Wie nehmen Sie die besondere Situation wahr, in der sich Kolumbien seit zwei Monaten befindet? Was können Sie uns über die soziale Bewegung erzählen, und wie empfinden Sie die Gesellschaft allgemein?
Wir befinden uns in einer echten Umbruchsituation. In einem Moment, wo viele Menschen schon fast zu müde geworden sind, um an Veränderung zu glauben, beispielsweise die Menschen, die in der Peripherie leben, die verarmt sind, Menschen, die schon immer von der Gesellschaft ausgeschlossen wurden – in einem solchen Moment passiert endlich was. Wie der gesellschaftliche Aufbruch zeigt, gibt es immer noch Menschen, die nicht mehr bereit sind, die Dinge hinzunehmen, wie sie sind. Sie wollen versuchen, für dieses Land eine Veränderung herbeizuführen. Was jetzt passiert, ist die Antwort auf ein Übermaß an systematischer und struktureller Gewalt. Gewalt, die permanent ausgeübt wird und die historisch ausgeübt wurde. Die Mehrheit der Kolumbianer*innen lebt quasi in einem Zustand der Rechtlosigkeit. Für uns gab und gibt es kein Wohlergehen, keinen Wohlstand, keine Würde, dafür gehören Tragödien und Leid zu unserem Alltag. Wir haben einfach genug davon, und viele ziehen aus der Frustration die Kraft für diesen Aufruhr. Menschen, denen der Krieg zugesetzt hat, sagen Ja zum Frieden, auch wenn wir dazu gezwungen wurden, weiter Krieg zu führen. Dass die Waffen nun schweigen, ist ein stummer verzweifelter Schrei der Mütter, die ihre Kinder verloren haben, es ist der Schrei der Völker, der Jugend, die nicht weiter als Manövriermasse in diesem Krieg benutzt werden will, der Schrei der Frauen, die nicht noch mehr Kinder mehr für den Krieg gebären wollen. Nicht nur diese Regierung, sondern auch die davor hat sich immer derselben gewalttätigen Mechanismen bedient, um das Volk zu unterjochen: Hunger, Terror, Ausgrenzung, Rassismus, Patriarchat. Die heutige Generation jüngerer Leute sagt nun: Halt, Stopp, wir ertragen das nicht mehr. Wir müssen eine Veränderung herbeiführen. Insofern ist es eine Bewegung von unten, überwiegend getragen von jungen Menschen, die sich in direkter Konfrontation befinden und schon immer befunden haben. Eine Compañera von mir hat es vor kurzem so ausgedrückt: Es sind nicht einfach die jungen Leute, die sich in der direkten Konfrontation befinden, es sind junge schwarze Leute, die da, wo sie stehen, dem Tod direkt ins Auge blicken. Das ist nicht erst jetzt seit dem Streik so, für uns als Schwarze heißt dieses Level der Konfrontation schon immer auch Konfrontation mit dem Tod.

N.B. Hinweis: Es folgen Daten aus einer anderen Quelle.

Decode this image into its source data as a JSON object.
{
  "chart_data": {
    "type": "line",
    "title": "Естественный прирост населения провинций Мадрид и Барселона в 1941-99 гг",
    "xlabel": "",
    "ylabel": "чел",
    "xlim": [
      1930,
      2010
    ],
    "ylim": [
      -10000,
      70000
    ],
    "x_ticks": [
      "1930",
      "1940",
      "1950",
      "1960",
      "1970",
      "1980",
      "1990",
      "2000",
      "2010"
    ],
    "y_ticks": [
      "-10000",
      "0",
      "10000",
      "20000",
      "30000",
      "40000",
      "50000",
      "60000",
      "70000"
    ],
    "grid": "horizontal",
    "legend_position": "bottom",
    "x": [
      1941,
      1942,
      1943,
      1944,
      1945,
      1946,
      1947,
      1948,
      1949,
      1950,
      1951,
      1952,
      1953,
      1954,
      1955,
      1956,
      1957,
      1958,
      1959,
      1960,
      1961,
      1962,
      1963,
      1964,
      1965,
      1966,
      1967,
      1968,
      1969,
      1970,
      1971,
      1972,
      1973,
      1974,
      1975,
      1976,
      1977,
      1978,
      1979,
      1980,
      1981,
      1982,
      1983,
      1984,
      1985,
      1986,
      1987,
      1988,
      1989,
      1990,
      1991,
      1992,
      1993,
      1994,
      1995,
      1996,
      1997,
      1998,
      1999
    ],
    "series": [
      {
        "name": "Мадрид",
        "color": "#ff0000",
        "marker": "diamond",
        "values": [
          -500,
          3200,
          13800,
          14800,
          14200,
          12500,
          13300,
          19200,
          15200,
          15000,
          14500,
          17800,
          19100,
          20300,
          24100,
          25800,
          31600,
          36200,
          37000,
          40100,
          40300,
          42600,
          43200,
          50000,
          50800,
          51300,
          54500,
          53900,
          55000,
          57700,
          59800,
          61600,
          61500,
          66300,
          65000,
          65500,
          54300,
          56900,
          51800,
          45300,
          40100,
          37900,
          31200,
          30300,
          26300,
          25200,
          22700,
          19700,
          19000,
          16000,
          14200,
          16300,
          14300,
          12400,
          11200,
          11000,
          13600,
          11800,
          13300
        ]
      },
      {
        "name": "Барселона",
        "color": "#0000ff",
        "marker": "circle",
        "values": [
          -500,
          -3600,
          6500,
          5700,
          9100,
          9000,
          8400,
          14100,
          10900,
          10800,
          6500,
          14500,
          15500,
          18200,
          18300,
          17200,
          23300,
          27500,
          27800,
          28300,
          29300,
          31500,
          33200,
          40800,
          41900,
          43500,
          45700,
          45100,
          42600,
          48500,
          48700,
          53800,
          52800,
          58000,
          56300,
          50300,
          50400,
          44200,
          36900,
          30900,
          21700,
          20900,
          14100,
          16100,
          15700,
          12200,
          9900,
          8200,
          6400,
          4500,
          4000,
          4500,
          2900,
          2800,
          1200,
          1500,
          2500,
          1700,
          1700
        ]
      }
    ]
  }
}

Nach Ansicht vieler Menschen bedeutet Transformation in Kolumbien vor allem einen institutionellen Wandel. Wichtig sei, dass der Kongress sich neu zusammensetzt und neue Volksvertreter*innen einbezieht. Wie betrachten Sie diesen Ansatz auf dem Hintergrund Ihrer eigenen Präsidentschaftskandidatur? Glauben Sie, dass Veränderung vor allem eine institutionelle Angelegenheit ist, oder wo müsste diese Veränderung stattfinden?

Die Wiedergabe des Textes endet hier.